In Robert Fisk’s book The Great War for Civilization, a memoir of his time as a war correspondent in the Middle East, Fisk describes his visit to the morgue of those killed on Iran Air Flight 655 in 1988. He imagines what it must have been like on board that plane: the sudden shake, the air being sucked out of their lungs, the free-fall to the Persian Gulf. According to certain experts, most likely they were knocked out by the rapid decompression and thankfully had no idea. But the passage has bothered me ever since; when I sit on a plane, I always think about the floor opening up under me.
Having flown over Ukraine multiple times myself just makes this business far more uncomfortable. For those who lost someone, there is doubtless a residue of pain and anger. For their governments, the desire for justice – or, lacking that, revenge – is palpable. But both will be hard to get. This is where geopolitics gets its bad reputation.
The international system is still mostly chaos
And the downing of MH17 is a prime example of it. An international flight full of civilians was given passage by European regulators to fly over a civil war. Someone on the ground there fired a missile, thinking the plane was an enemy. (It’s still too early to tell who shot it down, but the incentive lies with the Russian-back rebellion, who could have mistaken it for a Ukraine troop transport coming from the west).
Were this to have happened in, say, France, Canada, or Germany, the perpetrators would be hunted down by efficient police forces who would have the right to resort to violence if they felt the need. Nobody anywhere would try to stop them; anyone who helped the missile crew would be labeled a criminal as well and brought to justice one way or another.
That’s because the nation-state system has mostly solved the problem of law and order within nation-states. What it has totally failed to do is solve it between states. A crime was clearly committed here, but getting the criminals will prove to be difficult, if not impossible.
Problem number 1: the main victims are too small to do anything about it
The main victims in this case are Malaysia, owner of the airlines, and the Netherlands, where the flight originated. Neither of them could, even if they wanted, deploy forces, police or otherwise, to Ukraine to find the missile crew. The Netherlands is too small a country that has, under America’s protective aegis, slowly reduced its military footprint to the point where it can only really play a supporting role in NATO-run wars.
Malaysia has almost 30 million people and a larger military, but lacks the heavy hardware necessary to deploy forces abroad.
And even if they both could send troops to Ukraine to try to bring about some justice, they’d still have to face down a nation-state that will brook no challenger in the region.
Problem number 2: Russia and its nukes
In the 19th century, such a mass murder of a nation-state’s civilians would easily have sparked a war. That war could have escalated into some murderous days, with many dead on both sides, but would not have ended the world. Should anyone try to bring the missile crew to justice without Russia’s consent, they could easily do just that.

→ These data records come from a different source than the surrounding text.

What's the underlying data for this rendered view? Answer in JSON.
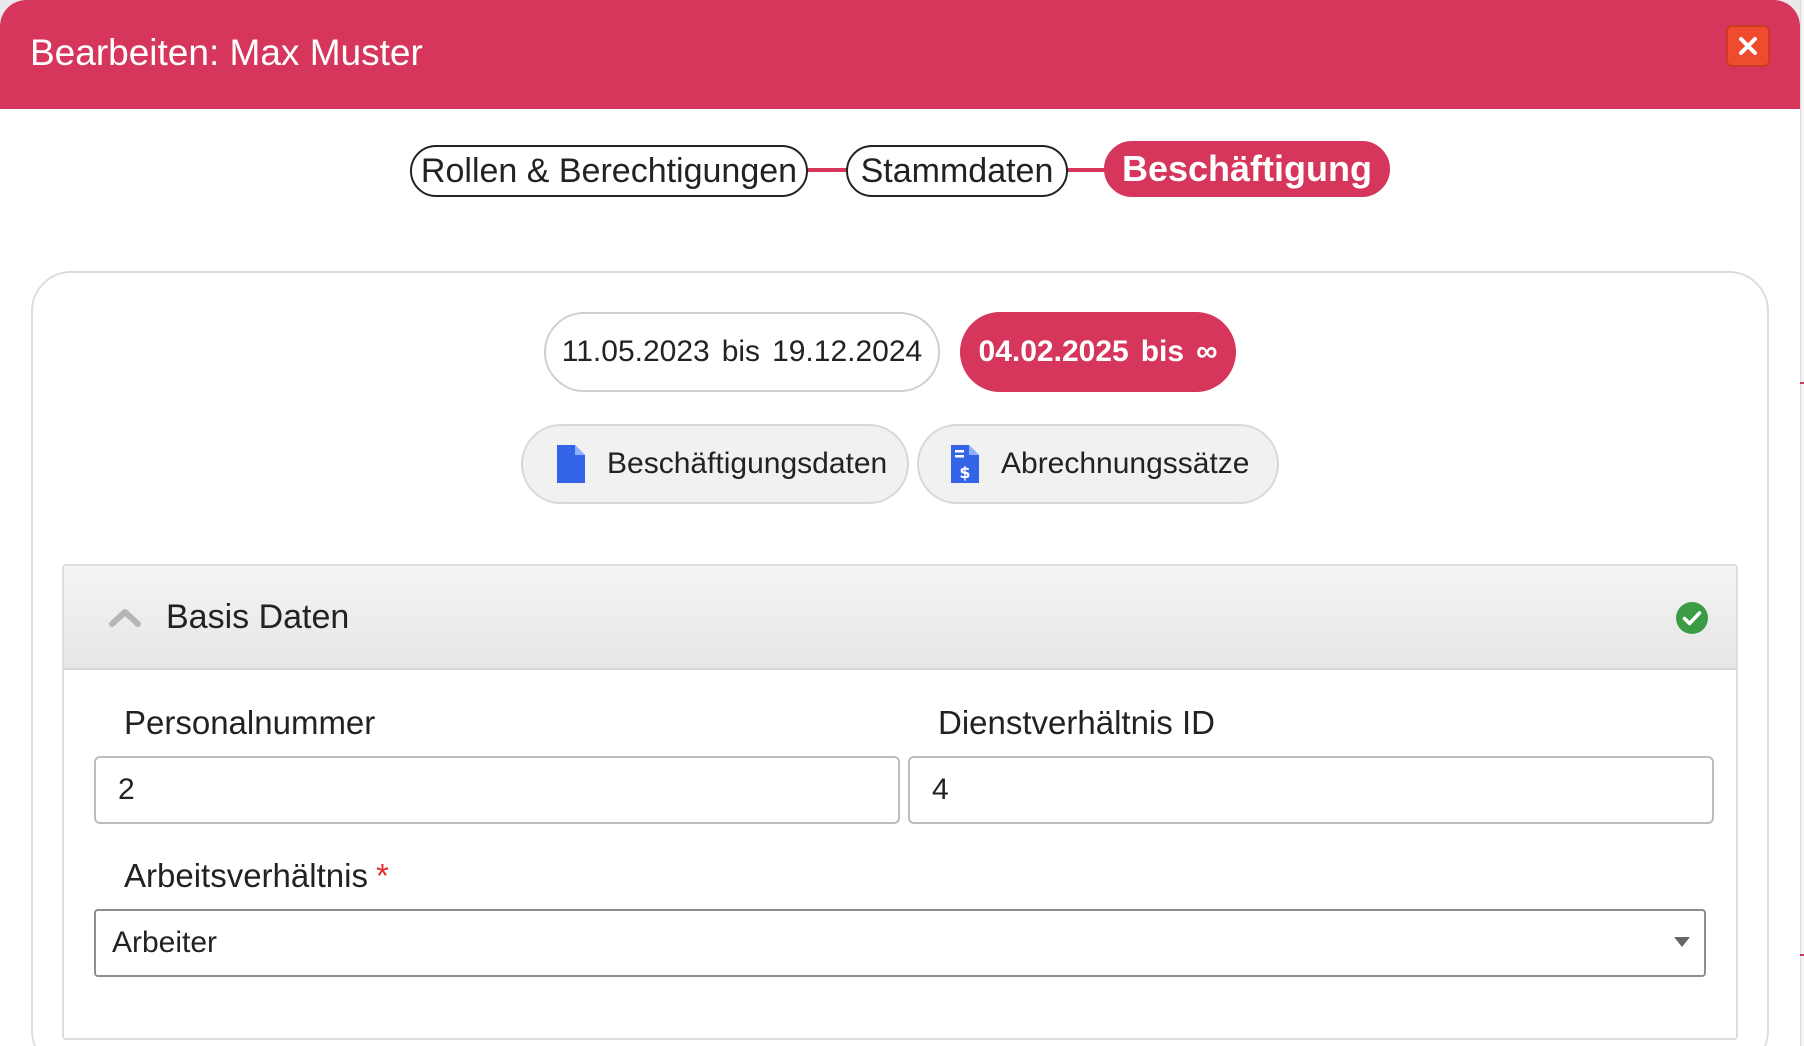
{
  "modal": {
    "title": "Bearbeiten: Max Muster",
    "close_icon": "close-icon",
    "header_color": "#d6365b"
  },
  "stepper": {
    "steps": [
      {
        "label": "Rollen & Berechtigungen",
        "active": false
      },
      {
        "label": "Stammdaten",
        "active": false
      },
      {
        "label": "Beschäftigung",
        "active": true
      }
    ]
  },
  "periods": [
    {
      "from": "11.05.2023",
      "sep": "bis",
      "to": "19.12.2024",
      "active": false
    },
    {
      "from": "04.02.2025",
      "sep": "bis",
      "to": "∞",
      "active": true
    }
  ],
  "subtabs": [
    {
      "label": "Beschäftigungsdaten",
      "icon": "file-icon"
    },
    {
      "label": "Abrechnungssätze",
      "icon": "file-invoice-dollar-icon"
    }
  ],
  "section": {
    "title": "Basis Daten",
    "expanded": true,
    "status_icon": "check-circle-icon",
    "status_color": "#3a9d46",
    "fields": {
      "personalnummer": {
        "label": "Personalnummer",
        "value": "2"
      },
      "dienstverhaeltnis_id": {
        "label": "Dienstverhältnis ID",
        "value": "4"
      },
      "arbeitsverhaeltnis": {
        "label": "Arbeitsverhältnis",
        "required_mark": "*",
        "value": "Arbeiter"
      }
    }
  },
  "colors": {
    "accent": "#d6365b",
    "close_button": "#ee4b2f",
    "icon_blue": "#3465e8"
  }
}
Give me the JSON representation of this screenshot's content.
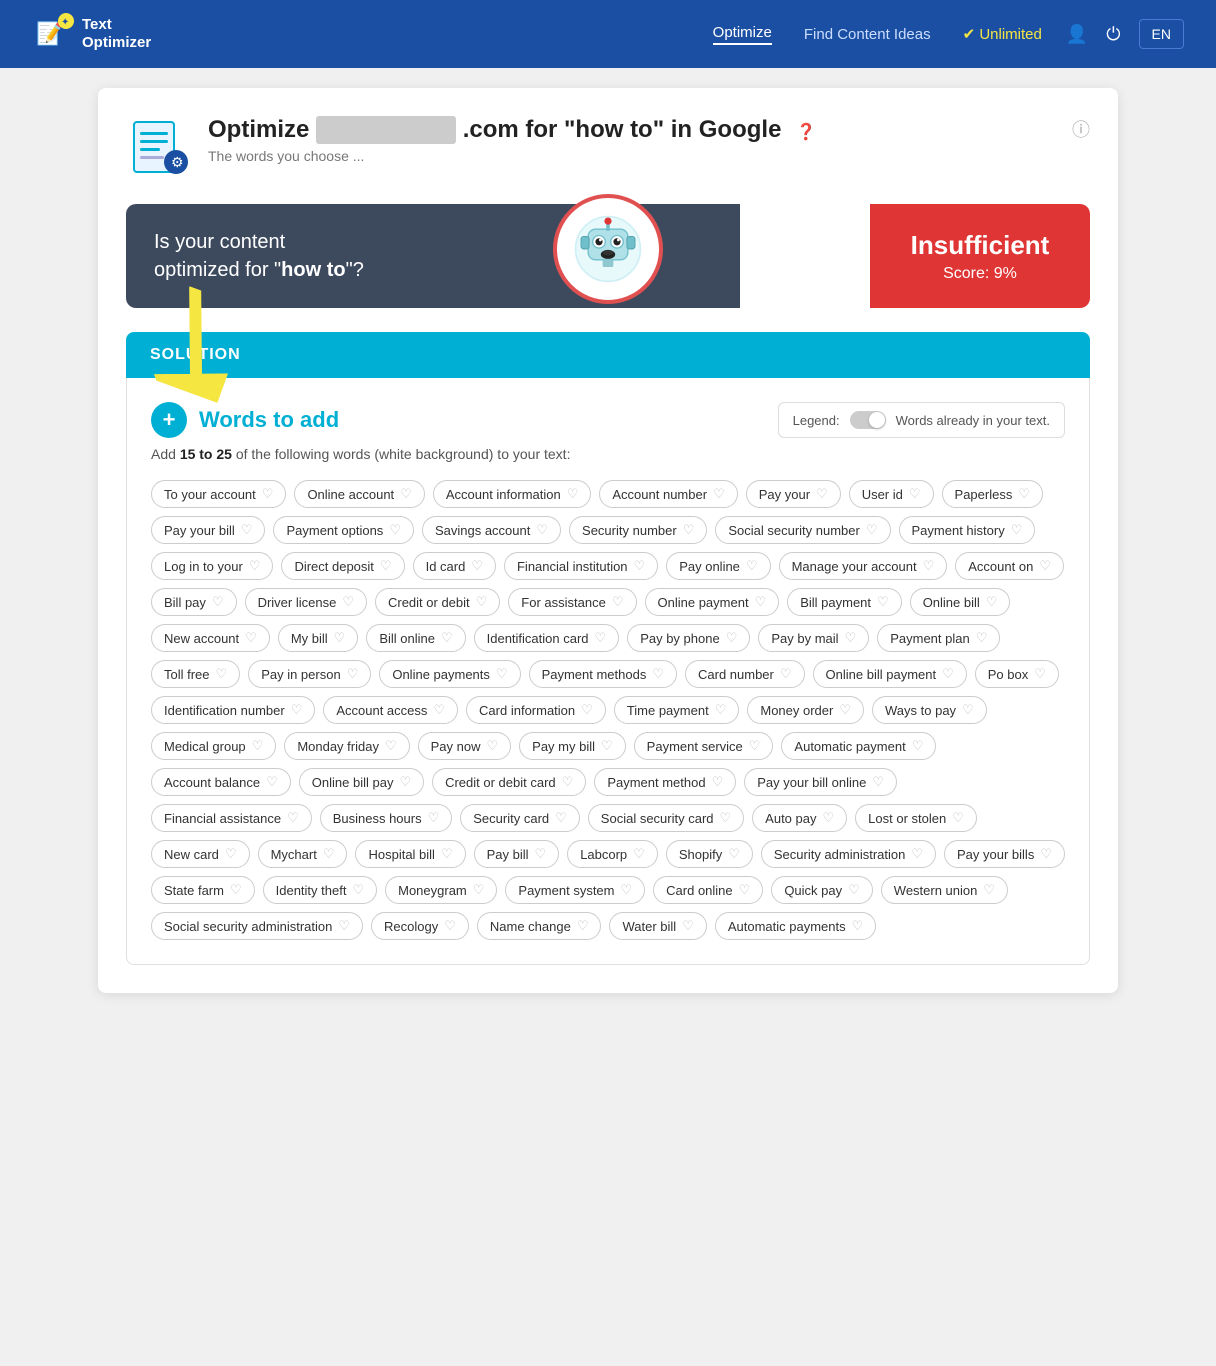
{
  "nav": {
    "logo_line1": "Text",
    "logo_line2": "Optimizer",
    "links": [
      {
        "label": "Optimize",
        "active": true
      },
      {
        "label": "Find Content Ideas",
        "active": false
      }
    ],
    "unlimited": "✔ Unlimited",
    "lang": "EN"
  },
  "page": {
    "title_prefix": "Optimize",
    "title_blurred": "            ",
    "title_suffix": ".com for \"how to\" in Google",
    "subtitle": "The words you choose ...",
    "info_icon": "ⓘ"
  },
  "score_card": {
    "question_prefix": "Is your content optimized for \"",
    "question_keyword": "how to",
    "question_suffix": "\"?",
    "result_label": "Insufficient",
    "result_score": "Score: 9%"
  },
  "solution": {
    "section_label": "SOLUTION",
    "words_title": "Words to add",
    "legend_label": "Legend:",
    "legend_text": "Words already in your text.",
    "instruction_prefix": "Add ",
    "instruction_range": "15 to 25",
    "instruction_suffix": " of the following words (white background) to your text:"
  },
  "tags": [
    "To your account",
    "Online account",
    "Account information",
    "Account number",
    "Pay your",
    "User id",
    "Paperless",
    "Pay your bill",
    "Payment options",
    "Savings account",
    "Security number",
    "Social security number",
    "Payment history",
    "Log in to your",
    "Direct deposit",
    "Id card",
    "Financial institution",
    "Pay online",
    "Manage your account",
    "Account on",
    "Bill pay",
    "Driver license",
    "Credit or debit",
    "For assistance",
    "Online payment",
    "Bill payment",
    "Online bill",
    "New account",
    "My bill",
    "Bill online",
    "Identification card",
    "Pay by phone",
    "Pay by mail",
    "Payment plan",
    "Toll free",
    "Pay in person",
    "Online payments",
    "Payment methods",
    "Card number",
    "Online bill payment",
    "Po box",
    "Identification number",
    "Account access",
    "Card information",
    "Time payment",
    "Money order",
    "Ways to pay",
    "Medical group",
    "Monday friday",
    "Pay now",
    "Pay my bill",
    "Payment service",
    "Automatic payment",
    "Account balance",
    "Online bill pay",
    "Credit or debit card",
    "Payment method",
    "Pay your bill online",
    "Financial assistance",
    "Business hours",
    "Security card",
    "Social security card",
    "Auto pay",
    "Lost or stolen",
    "New card",
    "Mychart",
    "Hospital bill",
    "Pay bill",
    "Labcorp",
    "Shopify",
    "Security administration",
    "Pay your bills",
    "State farm",
    "Identity theft",
    "Moneygram",
    "Payment system",
    "Card online",
    "Quick pay",
    "Western union",
    "Social security administration",
    "Recology",
    "Name change",
    "Water bill",
    "Automatic payments"
  ]
}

Up until now, Russia has pursued a strategy of a low boil in eastern Ukraine – not enough to bring the civil war to the levels of Syria, where international attention might grow to the point where Ukraine’s government might finally get access to the Western kit it seeks. It’s been a delicate balancing act full of peril; the destruction of MH17 is proof enough that Russia does not control all that goes on there.
Problem number 3: the EU still needs Russian gas and oil
Case in point is Germany. Chancellor Angela Merkel has called the relationship a “partnership” because she’s got little choice. Germany cannot grow without Russian energy, and Merkel cannot afford to let Germany’s economy slip or else she risks losing her job to a justifiably angry electorate. Tragedy or not, Russian fault or not, Germany’s hands are tied. Germans may feel quite bad, but they will not rally the EU to do much.

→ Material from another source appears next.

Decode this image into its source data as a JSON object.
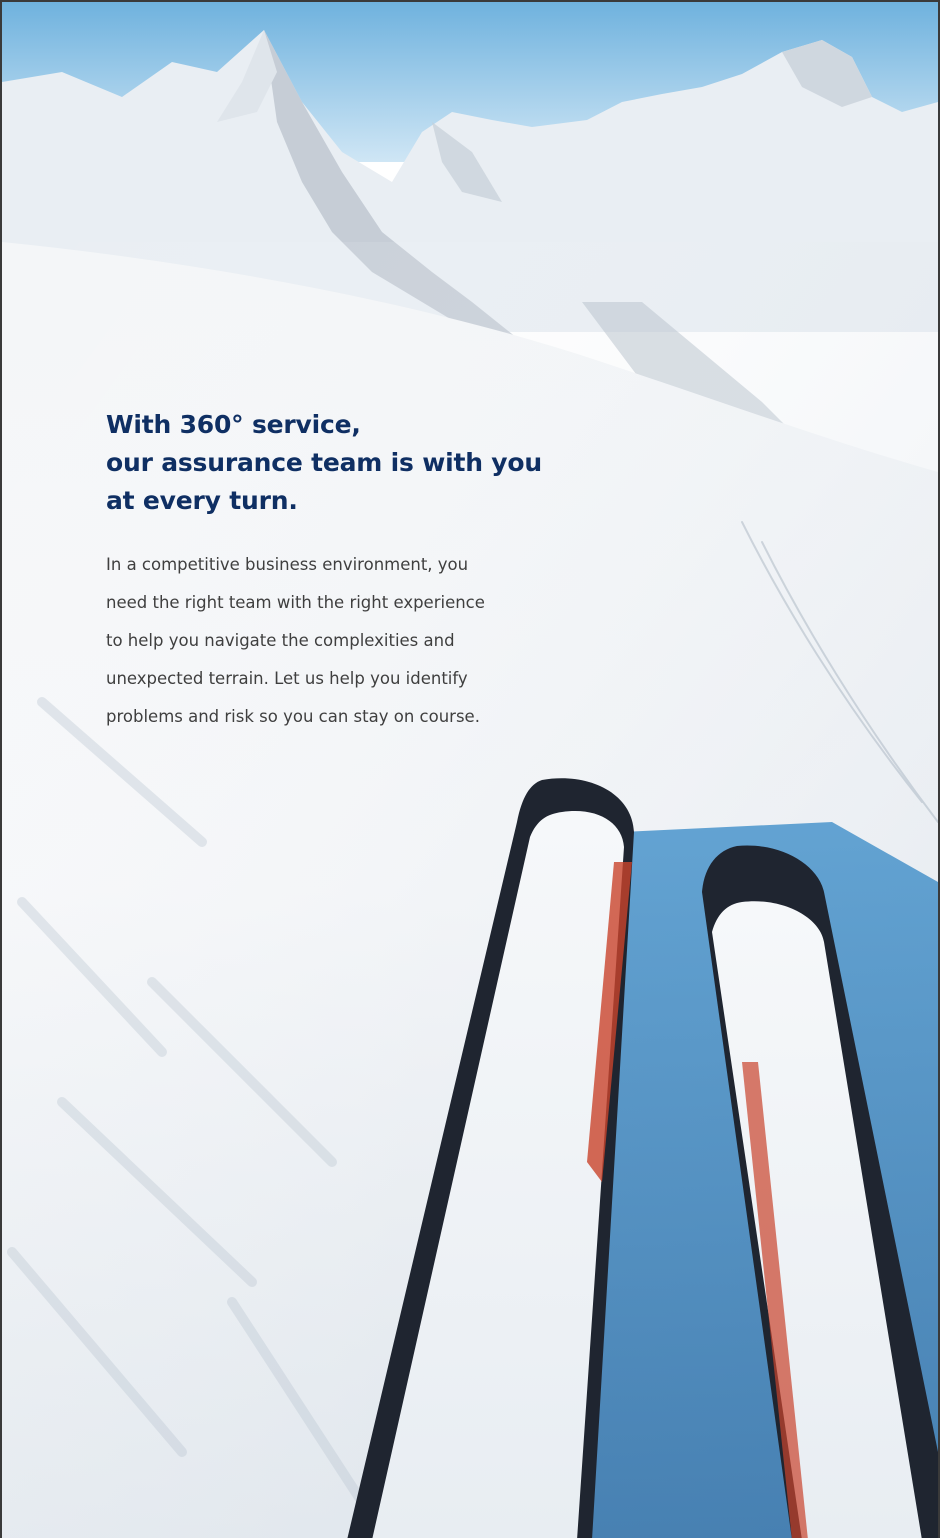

Meanwhile, both Britain and France are both stuck in wobbly emergences from the Great Recession. They don’t have the deep wells of power that once let them invade Russia in 1919 during the Russian Civil War.
Problem number 4: the United States is busy retrenching
After 13 years of war in Afghanistan, 8 years in Iraq, and over a trillion dollars spent, the U.S. has no interest in solving civil wars for anyone. To lose Ukraine to Russia will not break U.S. power worldwide, and so the urgency to keep it moving towards the West isn’t nearly as strong in Washington as it is in Kiev. The U.S. under Barack Obama has little desire to poke the Russian bear. That’ll be the next president’s problem.
So what can be done? Not much, besides, maybe, getting the missile crew to a local police force
Whoever fired that missile could be captured in the coming days or weeks and handed over to international prosecutors. That seems unlikely; they were probably following orders, and during a trial they’d probably share who gave them said orders. None of the elite in Moscow or Kiev would want that.
The long-term solution involves evolving past the nation-state system, but until then…
…soldiers, generals, prime ministers and presidents will do what they’ve always done: get away with murder.